Rentrée parlementaire en RD Congo : Loi électorale pour 2023, casse-tête d’une session hautement politique

Basse et haute chambres se sont retrouvées hier 15 mars pour l’examen et l’adoption de plusieurs projets et propositions de lois, dont la plus en vue reste la loi électorale censée régenter les prochaines échéances de 2023.

Il y a une semaine déjà, le 7 mars le président de la CENI, Denis Kadima s’était entretenu avec les présidents des 2 chambres. Entre Kadima, Christophe Mbso et Modeste Bahati, il s’agissait d’aplanir certains points avant le début de l’activité parlementaire consacrée à la loi électorale, et à la question de la paix en RD Congo.

En fait, c’est une loi électorale qu’on veut retoquer en plusieurs de ses points notamment le timing électoral, la tenue en un ou deux tours de ces élections présidentielles, le vote de la diaspora, le maintien du vote indirect des gouverneurs ou sénateurs au second tour ou non ? Et enfin le nerf des élections : l’argent. En RD Congo, les élections sont de véritables gouffres budgétaires, et fréquemment, la Communauté internationale vient en aide à ce pays-continent.

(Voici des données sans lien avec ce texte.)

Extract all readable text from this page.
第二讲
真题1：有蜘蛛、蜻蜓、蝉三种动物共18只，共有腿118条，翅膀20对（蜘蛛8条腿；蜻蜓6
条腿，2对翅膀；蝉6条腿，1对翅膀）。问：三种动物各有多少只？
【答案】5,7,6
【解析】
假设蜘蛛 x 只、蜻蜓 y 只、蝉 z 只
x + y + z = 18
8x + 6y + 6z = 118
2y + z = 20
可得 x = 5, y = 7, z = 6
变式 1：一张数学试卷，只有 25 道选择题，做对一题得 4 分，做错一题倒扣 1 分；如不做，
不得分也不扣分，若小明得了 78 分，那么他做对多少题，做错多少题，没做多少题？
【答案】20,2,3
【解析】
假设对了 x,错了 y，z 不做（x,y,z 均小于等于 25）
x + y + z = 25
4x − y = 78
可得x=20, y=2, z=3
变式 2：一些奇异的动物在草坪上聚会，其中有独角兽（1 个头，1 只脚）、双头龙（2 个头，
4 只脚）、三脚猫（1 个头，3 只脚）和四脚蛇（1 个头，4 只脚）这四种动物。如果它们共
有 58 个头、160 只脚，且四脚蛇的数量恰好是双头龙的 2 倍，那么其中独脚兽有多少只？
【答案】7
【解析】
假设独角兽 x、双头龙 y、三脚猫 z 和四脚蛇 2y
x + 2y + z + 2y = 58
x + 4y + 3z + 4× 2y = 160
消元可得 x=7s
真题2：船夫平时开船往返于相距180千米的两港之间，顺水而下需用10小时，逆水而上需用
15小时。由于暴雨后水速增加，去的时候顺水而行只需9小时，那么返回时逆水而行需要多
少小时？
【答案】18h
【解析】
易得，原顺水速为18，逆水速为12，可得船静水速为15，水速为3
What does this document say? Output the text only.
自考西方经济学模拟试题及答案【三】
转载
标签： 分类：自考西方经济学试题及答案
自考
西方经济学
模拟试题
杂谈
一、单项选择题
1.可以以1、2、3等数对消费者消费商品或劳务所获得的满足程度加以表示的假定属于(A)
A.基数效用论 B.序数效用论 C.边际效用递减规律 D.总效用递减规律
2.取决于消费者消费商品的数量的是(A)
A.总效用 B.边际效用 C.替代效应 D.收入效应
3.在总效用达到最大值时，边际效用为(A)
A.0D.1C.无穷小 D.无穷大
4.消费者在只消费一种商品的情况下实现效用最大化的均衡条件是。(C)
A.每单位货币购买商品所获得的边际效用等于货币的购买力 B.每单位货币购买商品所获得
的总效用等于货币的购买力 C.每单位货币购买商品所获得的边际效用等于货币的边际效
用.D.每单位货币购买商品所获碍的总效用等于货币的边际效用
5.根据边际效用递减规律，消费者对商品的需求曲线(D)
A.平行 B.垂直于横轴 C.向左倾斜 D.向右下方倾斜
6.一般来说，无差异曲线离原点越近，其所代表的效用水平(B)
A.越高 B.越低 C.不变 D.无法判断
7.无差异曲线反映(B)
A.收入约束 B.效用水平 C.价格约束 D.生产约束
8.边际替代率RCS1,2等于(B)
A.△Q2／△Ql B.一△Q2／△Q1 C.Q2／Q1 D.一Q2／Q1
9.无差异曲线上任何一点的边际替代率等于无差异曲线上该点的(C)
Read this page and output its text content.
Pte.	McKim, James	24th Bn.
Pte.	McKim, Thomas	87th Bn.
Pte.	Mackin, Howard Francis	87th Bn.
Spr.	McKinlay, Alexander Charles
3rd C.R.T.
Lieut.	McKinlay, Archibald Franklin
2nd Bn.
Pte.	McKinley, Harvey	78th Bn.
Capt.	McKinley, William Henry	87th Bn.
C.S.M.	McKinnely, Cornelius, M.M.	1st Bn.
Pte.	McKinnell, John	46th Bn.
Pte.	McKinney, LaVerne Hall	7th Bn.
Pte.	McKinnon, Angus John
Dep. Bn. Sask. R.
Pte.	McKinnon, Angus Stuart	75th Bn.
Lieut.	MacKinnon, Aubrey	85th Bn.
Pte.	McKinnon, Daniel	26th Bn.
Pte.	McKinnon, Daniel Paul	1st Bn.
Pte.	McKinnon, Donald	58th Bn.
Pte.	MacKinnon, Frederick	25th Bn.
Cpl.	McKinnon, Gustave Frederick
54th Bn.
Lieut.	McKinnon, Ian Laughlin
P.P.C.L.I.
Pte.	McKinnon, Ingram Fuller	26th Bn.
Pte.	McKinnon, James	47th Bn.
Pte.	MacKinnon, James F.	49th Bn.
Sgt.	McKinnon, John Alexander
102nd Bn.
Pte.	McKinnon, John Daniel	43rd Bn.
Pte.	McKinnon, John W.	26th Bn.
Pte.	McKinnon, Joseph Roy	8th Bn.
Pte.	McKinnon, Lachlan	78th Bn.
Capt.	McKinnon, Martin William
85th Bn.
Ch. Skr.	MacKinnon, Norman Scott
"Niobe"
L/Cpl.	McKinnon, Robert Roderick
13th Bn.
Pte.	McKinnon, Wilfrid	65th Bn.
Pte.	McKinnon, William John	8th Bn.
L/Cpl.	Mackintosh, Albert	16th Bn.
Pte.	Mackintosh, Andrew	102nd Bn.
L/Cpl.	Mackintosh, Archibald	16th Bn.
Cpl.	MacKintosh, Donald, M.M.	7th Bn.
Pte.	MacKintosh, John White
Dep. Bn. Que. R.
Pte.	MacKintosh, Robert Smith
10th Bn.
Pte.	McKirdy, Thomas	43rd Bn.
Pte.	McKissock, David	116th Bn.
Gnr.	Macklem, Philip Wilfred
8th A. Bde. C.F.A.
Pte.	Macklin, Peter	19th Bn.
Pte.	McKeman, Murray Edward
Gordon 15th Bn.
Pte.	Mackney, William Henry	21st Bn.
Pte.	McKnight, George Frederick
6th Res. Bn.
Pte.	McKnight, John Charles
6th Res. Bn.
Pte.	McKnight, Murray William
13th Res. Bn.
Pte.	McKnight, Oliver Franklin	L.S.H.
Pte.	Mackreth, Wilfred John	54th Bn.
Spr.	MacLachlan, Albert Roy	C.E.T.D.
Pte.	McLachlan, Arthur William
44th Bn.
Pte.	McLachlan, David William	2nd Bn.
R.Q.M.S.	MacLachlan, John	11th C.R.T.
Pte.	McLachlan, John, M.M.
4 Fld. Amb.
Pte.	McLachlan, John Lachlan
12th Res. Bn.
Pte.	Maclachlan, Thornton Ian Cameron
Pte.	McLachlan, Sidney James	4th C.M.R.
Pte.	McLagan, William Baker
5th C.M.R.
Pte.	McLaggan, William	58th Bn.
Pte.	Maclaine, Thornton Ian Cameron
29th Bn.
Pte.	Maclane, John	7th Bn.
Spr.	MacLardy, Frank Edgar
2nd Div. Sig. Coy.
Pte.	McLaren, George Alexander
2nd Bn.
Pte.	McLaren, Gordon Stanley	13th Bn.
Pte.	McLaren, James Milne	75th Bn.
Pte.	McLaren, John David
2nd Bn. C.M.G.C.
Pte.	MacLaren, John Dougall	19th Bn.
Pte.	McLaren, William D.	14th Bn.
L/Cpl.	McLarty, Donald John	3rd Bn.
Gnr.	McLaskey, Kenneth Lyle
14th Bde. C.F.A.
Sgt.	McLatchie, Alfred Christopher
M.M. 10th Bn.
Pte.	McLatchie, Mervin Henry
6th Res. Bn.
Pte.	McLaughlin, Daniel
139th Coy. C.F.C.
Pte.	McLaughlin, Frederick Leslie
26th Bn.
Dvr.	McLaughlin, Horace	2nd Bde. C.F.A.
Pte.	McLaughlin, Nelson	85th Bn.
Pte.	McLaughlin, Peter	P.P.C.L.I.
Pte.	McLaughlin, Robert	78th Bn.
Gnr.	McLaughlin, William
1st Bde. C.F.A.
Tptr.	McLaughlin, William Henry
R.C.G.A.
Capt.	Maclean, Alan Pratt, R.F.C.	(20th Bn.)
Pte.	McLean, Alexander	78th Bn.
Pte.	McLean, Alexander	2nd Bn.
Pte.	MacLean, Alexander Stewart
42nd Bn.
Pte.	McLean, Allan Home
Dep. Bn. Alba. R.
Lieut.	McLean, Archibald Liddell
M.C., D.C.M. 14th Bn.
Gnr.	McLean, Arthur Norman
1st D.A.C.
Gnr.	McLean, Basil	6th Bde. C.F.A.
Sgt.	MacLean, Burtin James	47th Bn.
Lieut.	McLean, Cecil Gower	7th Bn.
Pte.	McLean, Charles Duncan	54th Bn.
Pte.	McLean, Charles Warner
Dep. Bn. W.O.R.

Une aide intéressée à double titre : pour les richesses hydriques et géologiques, mais aussi pour la position géostratégique du pays. Lorsque la paix est menacée en RD Congo, c’est quasiment toute l’Afrique centrale qui est mal à l’aise. Or souvent, les crises pré et surtout postélectorales sont lourdes de conséquences, dans ce pays que la Communauté internationale est souvent obligée de s’impliquer de bout en bout pour soutenir ce géant durant ces périodes délicates.

On l’a vu en 2006, où malgré le fait que les ptf ont injecté  des milliards pour le retour de la paix, le jeune président Joseph Kabila, a dû affronter dans les urnes, mais aussi par les armes, son rival d’alors, Jean-Pierre Bemba, duel de la canonnière  qui a causé de nombreuses pertes en vies humaines. Combien coûteront ces votes de 2023 ? La précédente présidentielle s’était élevée à près de 300 milliards de F CFA.

Rentrée hautement politique, pour ne pas dire électorale donc pour les locataires du Palais du peuple qui savent que la paix et l’avenir de la RD Congo dépendent en partie d’une sérénité du sérail politique. Et au-delà des députés et des sénateurs et de la CENI, c’est évidemment le président Félix Tshisékédi qui demeure le garant de l’unité nationale et qui doit donc œuvrer à ce que ces prochaines échéances soient pacifiques, transparentes et acceptables, une compétition à laquelle il sera candidat, par lui-même, avec peut-être des alliances, mais délesté de l’ombre tutélaire de Kabila Junior.

2023 est à ce titre un double défi pour le président sortant qui sollicitera un second bail, et qui doit conjurer les démons électoraux qui se réveillent à chaque échéance.